Quadrant IV, we solve $x-1-y-2\leq2$ and get $y\geq x-5$

When I graph these lines in their respective quadrants, I do not get the correct answer. Can someone please tell me where I went wrong in my method?

Answer 1

You know that $|x|\geq 0\iff x\geq0$

Replace $x$ with $x-1$ and you get $|x-1|\geq 0\iff x-1\geq0$ which is equivalent to

$|x-1|\geq 0\iff x\geq1$

So you will need to make $4$ cases-

$x\leq1, y\geq2$

$x\leq1, y\leq2$

$x\geq1, y\leq2$

$x\geq1, y\geq2$

If you know simple graph transformation methods then from simple equation , you can reach this equation

$|x|+|y|\leq2$

Replace $x$ with $x-1$ and shift whole graph $1$ units right

Now you got graph of $|x-1|+|y|\leq2$

Now replace $y$ with $y+2$ and shift graph $2$ units down and you will get graph of $|x-1|+|y+2|\leq 2$

Answer 2

Hint: Let $L_1, L_2$ be two non parallel lines lines, then $$a|L_1|+b|L_2|=c$$ represents a parallelogram with diagonals as $L_1=0=L_2$. If $L_1,L_2$ are perpendicular then it is asquare or rhombus, otherwise rectangle/parallelogram.

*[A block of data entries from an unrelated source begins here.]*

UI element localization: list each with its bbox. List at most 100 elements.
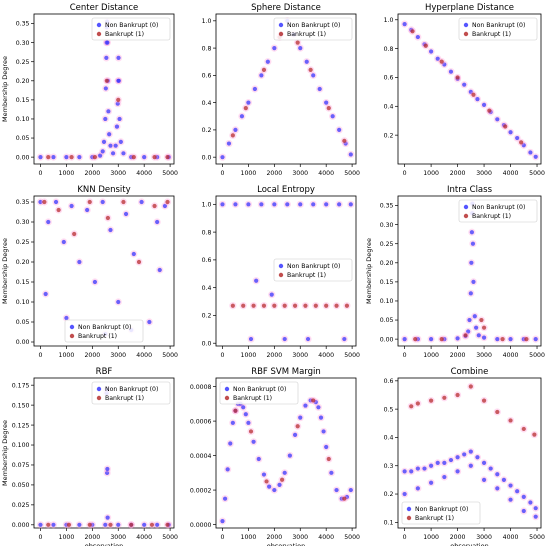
non-bankrupt-point — [508, 337, 513, 342]
non-bankrupt-point — [475, 96, 480, 102]
non-bankrupt-point — [337, 127, 342, 133]
y-tick-label: 1.0 — [384, 17, 394, 24]
non-bankrupt-point — [51, 522, 56, 527]
non-bankrupt-point — [38, 522, 43, 527]
non-bankrupt-point — [272, 45, 277, 51]
bankrupt-point — [524, 337, 529, 342]
non-bankrupt-point — [222, 496, 228, 501]
non-bankrupt-point — [435, 460, 440, 466]
y-tick-label: 0.6 — [384, 75, 394, 82]
y-tick-label: 0.15 — [16, 97, 30, 104]
bankrupt-point — [165, 522, 170, 527]
non-bankrupt-point — [100, 149, 105, 154]
non-bankrupt-point — [533, 337, 538, 342]
non-bankrupt-point — [470, 241, 476, 246]
non-bankrupt-point — [287, 453, 292, 458]
non-bankrupt-point — [105, 466, 110, 472]
bankrupt-point — [251, 303, 256, 308]
non-bankrupt-point — [117, 116, 122, 122]
bankrupt-point — [481, 325, 487, 330]
bankrupt-point — [152, 203, 157, 209]
non-bankrupt-point — [220, 155, 225, 160]
bankrupt-point — [342, 138, 347, 143]
x-tick-label: 2000 — [84, 352, 100, 359]
non-bankrupt-point — [462, 82, 467, 87]
non-bankrupt-point — [435, 56, 440, 61]
y-tick-label: 0.025 — [12, 502, 30, 509]
y-tick-label: 0.100 — [12, 442, 30, 449]
non-bankrupt-point — [469, 260, 474, 265]
legend-label: Non Bankrupt (0) — [472, 204, 525, 211]
bankrupt-point — [243, 105, 248, 111]
bankrupt-point — [303, 303, 308, 308]
bankrupt-point — [233, 408, 238, 413]
non-bankrupt-point — [139, 199, 144, 205]
bankrupt-point — [479, 317, 484, 323]
y-tick-label: 0.0008 — [190, 384, 212, 391]
bankrupt-point — [471, 92, 476, 97]
bankrupt-point — [261, 67, 267, 73]
non-bankrupt-point — [348, 152, 353, 157]
non-bankrupt-point — [303, 403, 308, 408]
bankrupt-point — [308, 67, 313, 73]
non-bankrupt-point — [330, 114, 335, 119]
bankrupt-point — [342, 496, 347, 501]
x-tick-label: 4000 — [136, 170, 152, 177]
y-tick-label: 0.35 — [16, 199, 30, 206]
x-tick-label: 4000 — [503, 534, 519, 541]
x-tick-label: 5000 — [529, 534, 545, 541]
x-tick-label: 1000 — [59, 170, 75, 177]
x-tick-label: 3000 — [110, 170, 126, 177]
non-bankrupt-point — [298, 202, 303, 207]
non-bankrupt-point — [155, 219, 160, 225]
x-tick-label: 0 — [403, 534, 407, 541]
legend-marker — [463, 31, 469, 37]
x-tick-label: 3000 — [292, 534, 308, 541]
non-bankrupt-point — [115, 101, 120, 106]
non-bankrupt-point — [415, 34, 420, 40]
y-tick-label: 0.20 — [16, 78, 30, 85]
non-bankrupt-point — [116, 299, 121, 305]
x-tick-label: 5000 — [529, 170, 545, 177]
legend-marker — [96, 31, 102, 37]
y-axis-label: Membership Degree — [1, 238, 9, 304]
legend-label: Bankrupt (1) — [287, 31, 326, 38]
non-bankrupt-point — [508, 497, 513, 502]
x-tick-label: 4000 — [318, 534, 334, 541]
non-bankrupt-point — [105, 470, 110, 476]
bankrupt-point — [521, 426, 526, 432]
non-bankrupt-point — [429, 49, 434, 54]
legend-label: Bankrupt (1) — [233, 395, 272, 402]
non-bankrupt-point — [442, 474, 447, 480]
bankrupt-point — [423, 43, 428, 48]
non-bankrupt-point — [101, 139, 107, 144]
bankrupt-point — [413, 337, 418, 342]
non-bankrupt-point — [348, 487, 353, 493]
legend-label: Bankrupt (1) — [472, 213, 511, 220]
y-tick-label: 0.25 — [16, 59, 30, 66]
chart-title: RBF SVM Margin — [251, 367, 321, 377]
y-tick-label: 0.10 — [16, 299, 30, 306]
chart-panel-5: Local Entropy 0 1000 2000 3000 4000 5000 0.0 0.2… — [202, 185, 360, 359]
x-tick-label: 4000 — [136, 534, 152, 541]
x-tick-label: 2000 — [84, 170, 100, 177]
non-bankrupt-point — [317, 86, 322, 92]
bankrupt-point — [46, 522, 51, 527]
non-bankrupt-point — [285, 202, 290, 207]
bankrupt-point — [272, 303, 277, 308]
chart-title: RBF — [96, 367, 113, 377]
x-tick-label: 2000 — [84, 534, 100, 541]
legend-box — [64, 319, 144, 343]
non-bankrupt-point — [402, 469, 407, 474]
non-bankrupt-point — [429, 480, 434, 485]
y-tick-label: 0.20 — [16, 259, 30, 266]
x-tick-label: 3000 — [110, 352, 126, 359]
y-tick-label: 0.15 — [380, 279, 394, 286]
bankrupt-point — [108, 522, 113, 527]
legend-box — [273, 17, 353, 41]
non-bankrupt-point — [448, 457, 454, 463]
non-bankrupt-point — [116, 78, 121, 83]
x-tick-label: 0 — [221, 170, 225, 177]
non-bankrupt-point — [481, 477, 487, 482]
y-tick-label: 0.6 — [202, 73, 212, 80]
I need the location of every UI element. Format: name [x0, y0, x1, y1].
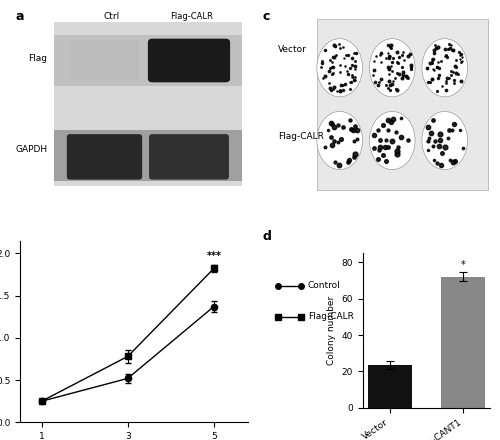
Bar	[441, 277, 484, 408]
Text: Flag-CALR: Flag-CALR	[278, 132, 324, 141]
FancyBboxPatch shape	[67, 134, 142, 180]
Text: a: a	[16, 10, 24, 22]
Text: Control: Control	[308, 282, 340, 290]
Text: Flag-CALR: Flag-CALR	[170, 12, 212, 21]
Bar	[368, 365, 412, 408]
Bar	[54, 130, 242, 180]
Text: Ctrl: Ctrl	[103, 12, 120, 21]
Text: *: *	[460, 260, 465, 270]
Text: GAPDH: GAPDH	[16, 145, 48, 154]
Text: ***: ***	[206, 251, 222, 261]
Ellipse shape	[422, 39, 468, 97]
Y-axis label: Colony number: Colony number	[327, 296, 336, 365]
Ellipse shape	[317, 39, 362, 97]
Text: Vector: Vector	[278, 45, 307, 54]
Bar	[54, 22, 242, 186]
Ellipse shape	[370, 111, 415, 169]
Ellipse shape	[317, 111, 362, 169]
Text: d: d	[262, 230, 271, 242]
Bar	[54, 35, 242, 86]
Bar	[70, 40, 139, 81]
Text: Flag: Flag	[28, 54, 48, 63]
Ellipse shape	[422, 111, 468, 169]
Text: Flag-CALR: Flag-CALR	[308, 312, 354, 321]
Bar	[317, 18, 488, 190]
FancyBboxPatch shape	[149, 134, 229, 180]
FancyBboxPatch shape	[148, 39, 230, 82]
Ellipse shape	[370, 39, 415, 97]
Text: c: c	[262, 10, 270, 22]
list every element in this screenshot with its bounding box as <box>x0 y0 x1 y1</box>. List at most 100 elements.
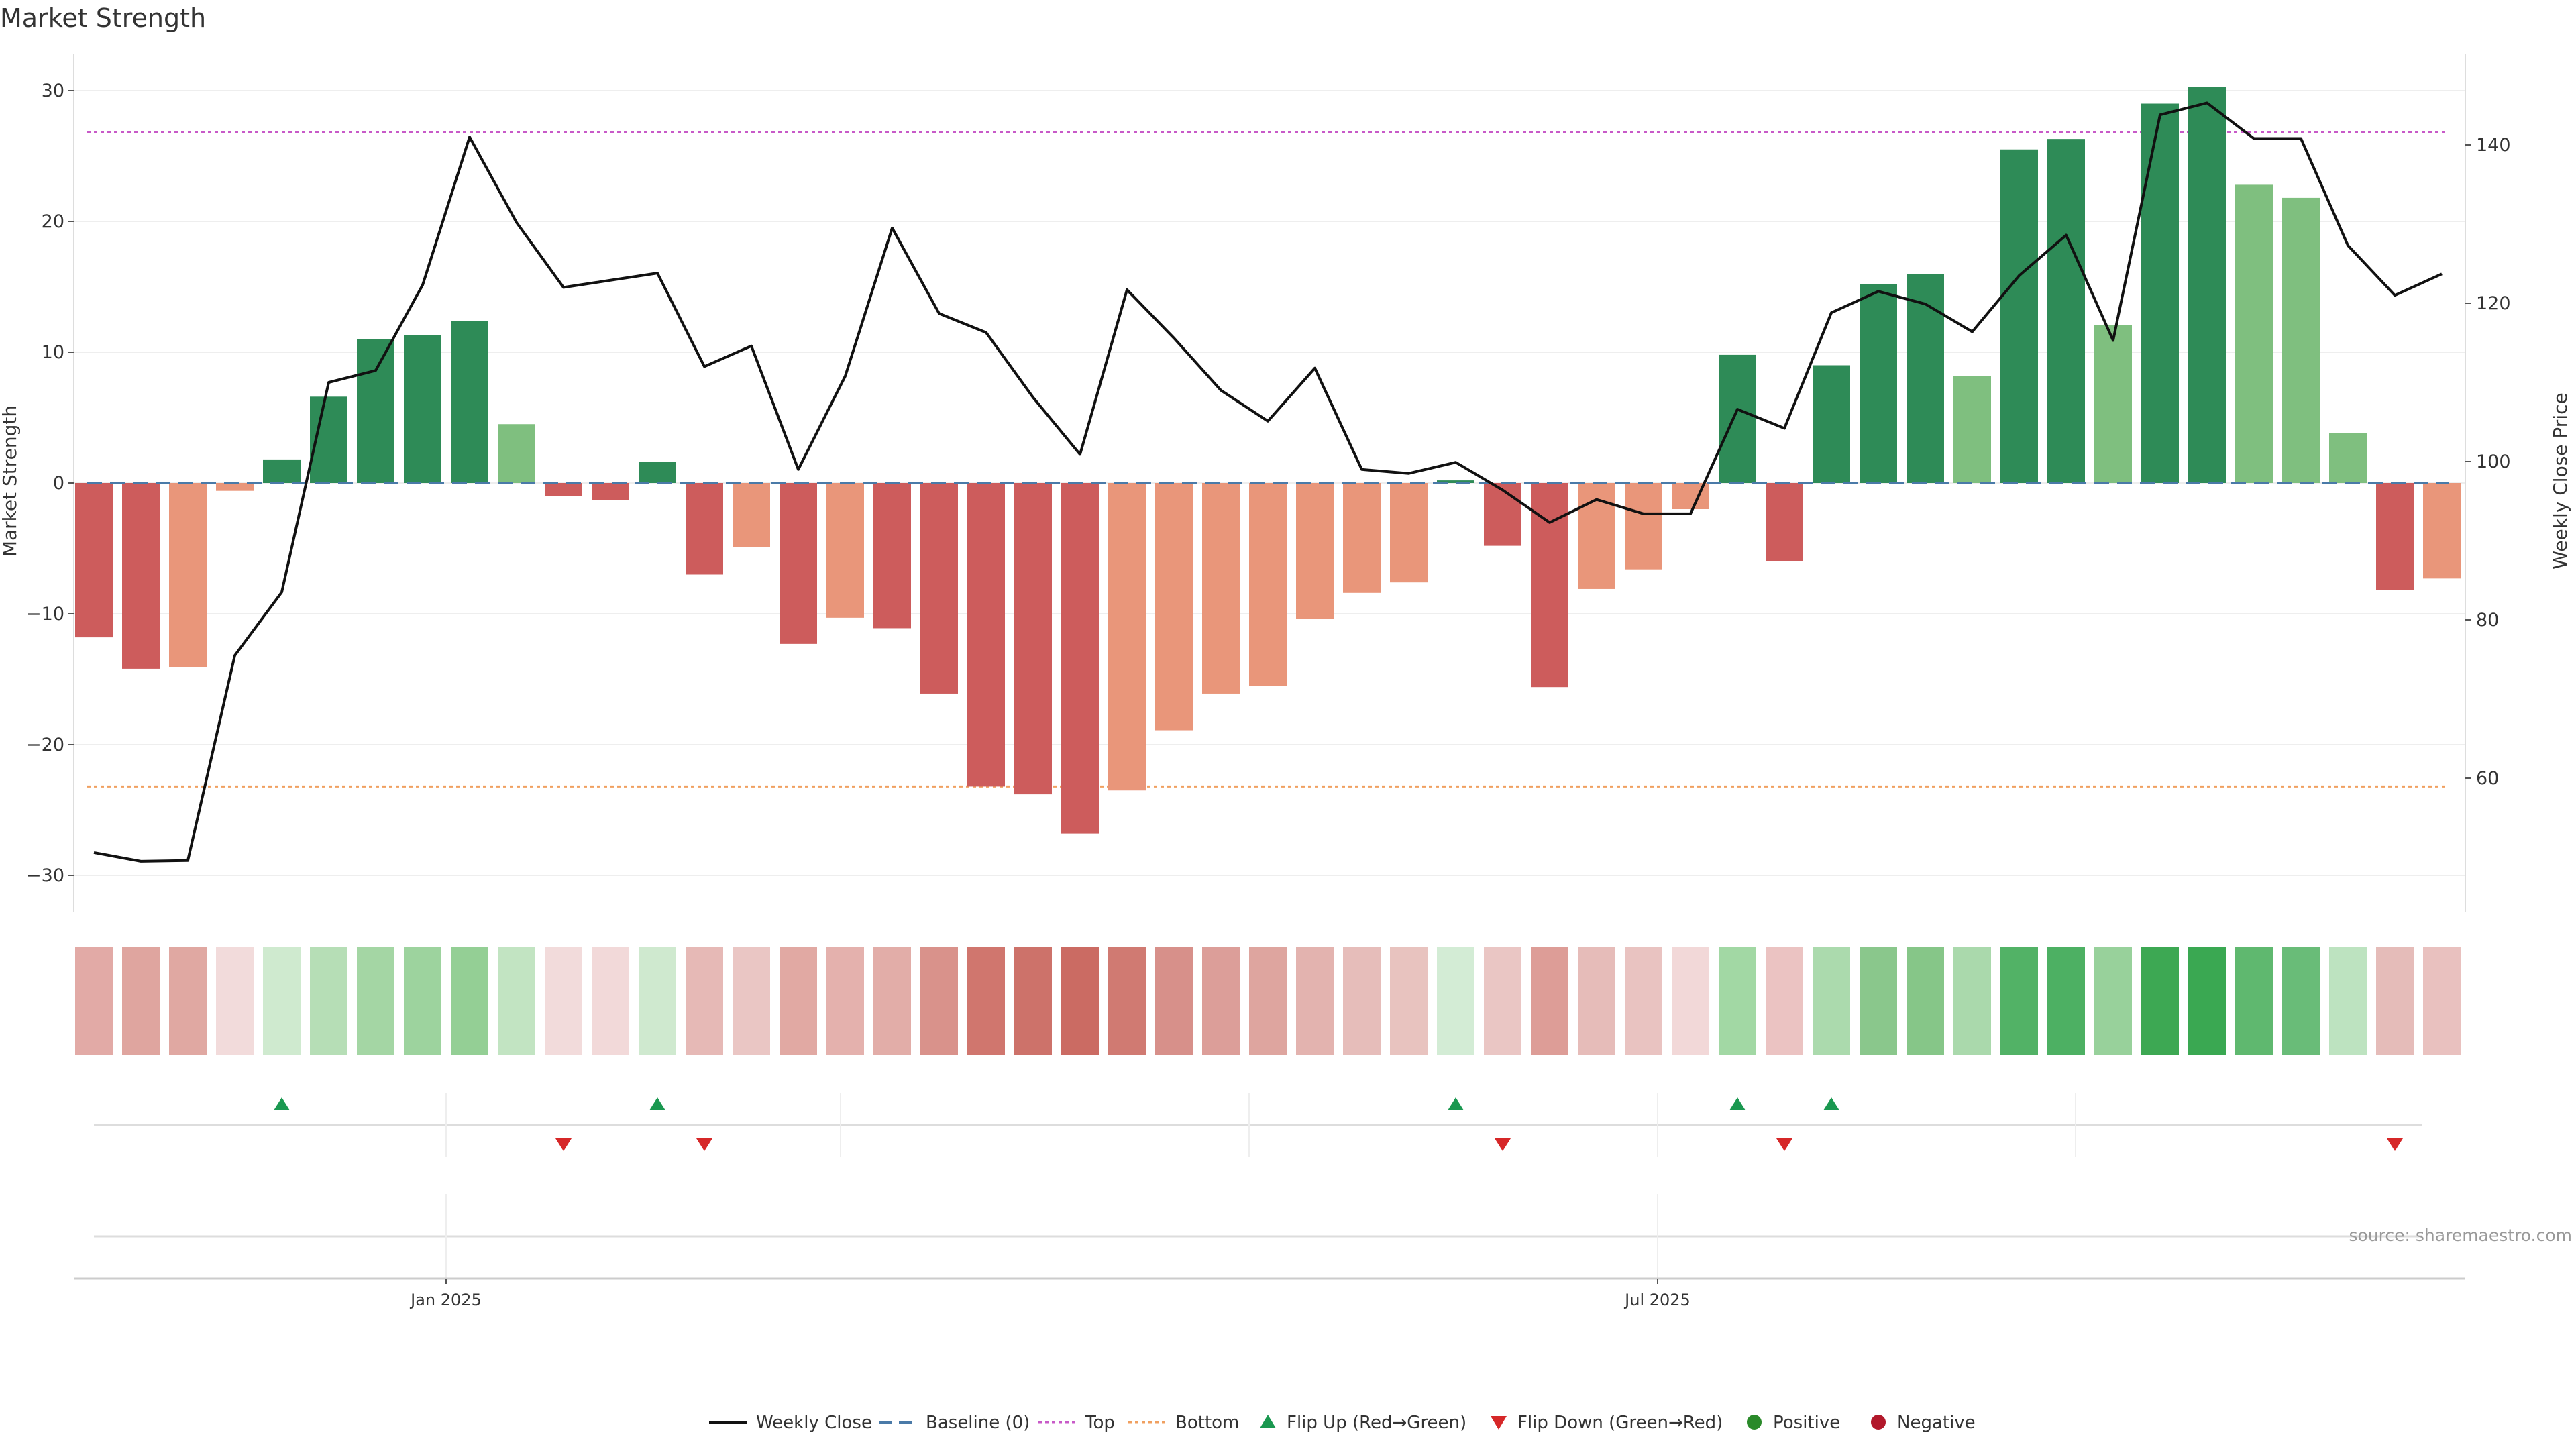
heat-cell <box>1155 947 1193 1055</box>
legend-negative-swatch <box>1871 1415 1886 1430</box>
heat-cell <box>169 947 207 1055</box>
heat-cell <box>545 947 582 1055</box>
strength-bar <box>873 483 911 629</box>
heat-cell <box>1061 947 1099 1055</box>
strength-bar <box>2094 325 2132 483</box>
heat-cell <box>920 947 958 1055</box>
heat-cell <box>592 947 629 1055</box>
strength-bar <box>920 483 958 694</box>
heat-cell <box>2376 947 2414 1055</box>
strength-bar <box>2141 103 2179 483</box>
legend-flip-down-swatch <box>1491 1416 1507 1430</box>
heat-cell <box>2282 947 2320 1055</box>
x-tick-label: Jan 2025 <box>409 1291 482 1309</box>
strength-bar <box>1155 483 1193 731</box>
flip-markers <box>94 1093 2422 1157</box>
heat-cell <box>1907 947 1944 1055</box>
heat-cell <box>451 947 488 1055</box>
weekly-close-line <box>93 101 2443 863</box>
y-tick-label: 10 <box>42 342 64 363</box>
heat-cell <box>1014 947 1052 1055</box>
flip-up-marker <box>274 1097 290 1110</box>
legend-label: Flip Down (Green→Red) <box>1517 1413 1723 1433</box>
flip-up-marker <box>1729 1097 1746 1110</box>
heat-cell <box>1953 947 1991 1055</box>
heat-cell <box>826 947 864 1055</box>
legend-label: Flip Up (Red→Green) <box>1287 1413 1466 1433</box>
y-tick-label: 0 <box>53 473 64 494</box>
heat-cell <box>1860 947 1897 1055</box>
heat-cell <box>2235 947 2273 1055</box>
strength-bar <box>1625 483 1662 570</box>
legend-label: Bottom <box>1175 1413 1239 1433</box>
strength-bar <box>592 483 629 500</box>
strength-bar <box>357 339 394 483</box>
heat-cell <box>1108 947 1146 1055</box>
y-tick-label: −20 <box>26 735 64 755</box>
heat-cell <box>686 947 723 1055</box>
strength-bar <box>1061 483 1099 834</box>
x-tick-label: Jul 2025 <box>1623 1291 1690 1309</box>
strength-bar <box>2282 197 2320 483</box>
heat-cell <box>1484 947 1521 1055</box>
strength-bar <box>1296 483 1334 619</box>
heat-cell <box>1672 947 1709 1055</box>
heat-cell <box>780 947 817 1055</box>
y-tick-label: −30 <box>26 865 64 886</box>
strength-bar <box>1343 483 1381 593</box>
heat-cell <box>2094 947 2132 1055</box>
x-axis: Jan 2025 Jul 2025 <box>74 1194 2465 1309</box>
heat-cell <box>1813 947 1850 1055</box>
strength-bar <box>2329 433 2367 483</box>
strength-bar <box>1860 284 1897 483</box>
heat-cell <box>2047 947 2085 1055</box>
heat-cell <box>1719 947 1756 1055</box>
y2-tick-label: 80 <box>2476 610 2499 631</box>
y-tick-label: −10 <box>26 604 64 625</box>
heat-cell <box>1249 947 1287 1055</box>
legend-label: Negative <box>1897 1413 1976 1433</box>
flip-down-marker <box>555 1138 572 1151</box>
heat-cell <box>357 947 394 1055</box>
legend-label: Weekly Close <box>756 1413 872 1433</box>
heat-cell <box>1531 947 1568 1055</box>
strength-bar <box>404 335 441 483</box>
heat-cell <box>733 947 770 1055</box>
legend-flip-up-swatch <box>1260 1415 1276 1428</box>
strength-bar <box>780 483 817 644</box>
strength-bar <box>2000 149 2038 483</box>
strength-bar <box>2376 483 2414 590</box>
strength-bar <box>1202 483 1240 694</box>
heat-cell <box>75 947 113 1055</box>
strength-bar <box>1719 354 1756 483</box>
strength-bar <box>826 483 864 618</box>
heat-cell <box>967 947 1005 1055</box>
bars <box>75 87 2461 834</box>
strength-bar <box>1766 483 1803 561</box>
heat-cell <box>498 947 535 1055</box>
strength-bar <box>122 483 160 669</box>
heat-cell <box>1625 947 1662 1055</box>
chart-title: Market Strength <box>0 3 206 33</box>
legend-label: Top <box>1085 1413 1115 1433</box>
legend-label: Baseline (0) <box>926 1413 1030 1433</box>
heat-cell <box>1296 947 1334 1055</box>
heat-cell <box>2000 947 2038 1055</box>
heat-cell <box>1578 947 1615 1055</box>
strength-bar <box>1907 274 1944 483</box>
strength-bar <box>2423 483 2461 579</box>
legend: Weekly Close Baseline (0) Top Bottom Flip Up… <box>709 1413 1976 1433</box>
price-line <box>93 101 2443 863</box>
strength-bar <box>498 424 535 483</box>
heat-cell <box>216 947 254 1055</box>
heat-cell <box>263 947 301 1055</box>
right-axis: 60 80 100 120 140 <box>2465 54 2511 912</box>
legend-label: Positive <box>1773 1413 1840 1433</box>
source-note: source: sharemaestro.com <box>2349 1226 2573 1245</box>
flip-down-marker <box>2387 1138 2403 1151</box>
flip-down-marker <box>696 1138 712 1151</box>
strength-bar <box>1813 365 1850 483</box>
strength-bar <box>1484 483 1521 546</box>
strength-bar <box>1108 483 1146 791</box>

With sises as $$aL_1+bL_2=c, -aL_!+bL_2=c, aL_1-bL_2=c,-aL_1+bL_2=c.$$ If adjacent sides are perpendicular then it is square or rectangle. So in this case we have a square centered at $(1,-2)$.

Answer 3

$|x-1|=x-1$ when $x \geqq 1$ and not 0. Same is for $y$. You may check this by putting $x=\frac{1}{2}$. You get $-0.5$ from your analysis but it should have been $+0.5$.